In all other cases, any interpretation and application of the CAO regulations contradicts the requirements of at least Articles 27 and 78 of the Constitution, whose respect and protection are direct obligations of public authority as stipulated in Article 3 of the Constitution.
It should be noted that certain provisions of the CAO have already been recognized as unconstitutional and void by the Constitutional Court’s decision No. SDO-1059 dated November 23, 2012.

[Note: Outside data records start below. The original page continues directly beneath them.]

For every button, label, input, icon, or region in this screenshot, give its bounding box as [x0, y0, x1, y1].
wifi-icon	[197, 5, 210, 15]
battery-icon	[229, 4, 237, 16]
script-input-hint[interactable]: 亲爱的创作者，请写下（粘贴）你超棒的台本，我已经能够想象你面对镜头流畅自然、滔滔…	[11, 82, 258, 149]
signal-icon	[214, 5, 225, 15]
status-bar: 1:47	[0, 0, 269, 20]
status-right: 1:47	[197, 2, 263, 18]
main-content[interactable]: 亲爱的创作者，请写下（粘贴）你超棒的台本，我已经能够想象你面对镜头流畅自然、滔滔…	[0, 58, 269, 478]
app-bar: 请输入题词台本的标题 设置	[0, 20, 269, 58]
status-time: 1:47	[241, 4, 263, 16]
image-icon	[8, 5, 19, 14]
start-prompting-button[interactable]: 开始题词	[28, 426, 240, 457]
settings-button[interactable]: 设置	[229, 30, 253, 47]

Furthermore, the conditions for the legitimacy of administrative arrest stemming from the Constitution of the Republic of Armenia fully correspond to the judicial interpretations of Article 5.1(b) of the European Convention on Human Rights. Specifically, in Lawless v. Ireland and Ciulla v. Italy cases, reference was made to the principle of specificity, noting that when authorities base deprivation of liberty on violations of general norms, they violate the principle of specificity. The McVeigh and others v. The United Kingdom case addressed the principle of proportionality, stating that when interpreting the words “for the purpose of carrying out a legally established obligation,” “the nature of the obligation must be considered. It is necessary to consider whether its fulfillment is an immediate necessity, and whether the circumstances are such that in practice there are no other reasonable means to ensure its fulfillment.”
Thus, any administrative arrest not stemming from the Constitution and the European Convention on Human Rights becomes an unlawful restriction of personal liberty and can become the subject of judicial appeal based on Articles 3 and 69 of the Administrative Procedure Code. It may also serve as a basis to hold accountable those who conduct illegal arrests and their organizers, as well as those officials who fail to prevent such actions under Articles 309 and 308 of the Criminal Code.
I also find it necessary to draw your attention to the right to compensation for damages caused by the unlawful actions or inaction of state bodies and officials, as enshrined in part 1 of Article 62 of the Constitution as a fundamental right. I believe that the police are creating grounds for mass claims for property and non-property damages to be brought by those subjected to illegal administrative arrests against the state.
Considering the above, urgent changes to the police’s operational practices are necessary to align them with the requirements of the Constitution of the Republic of Armenia.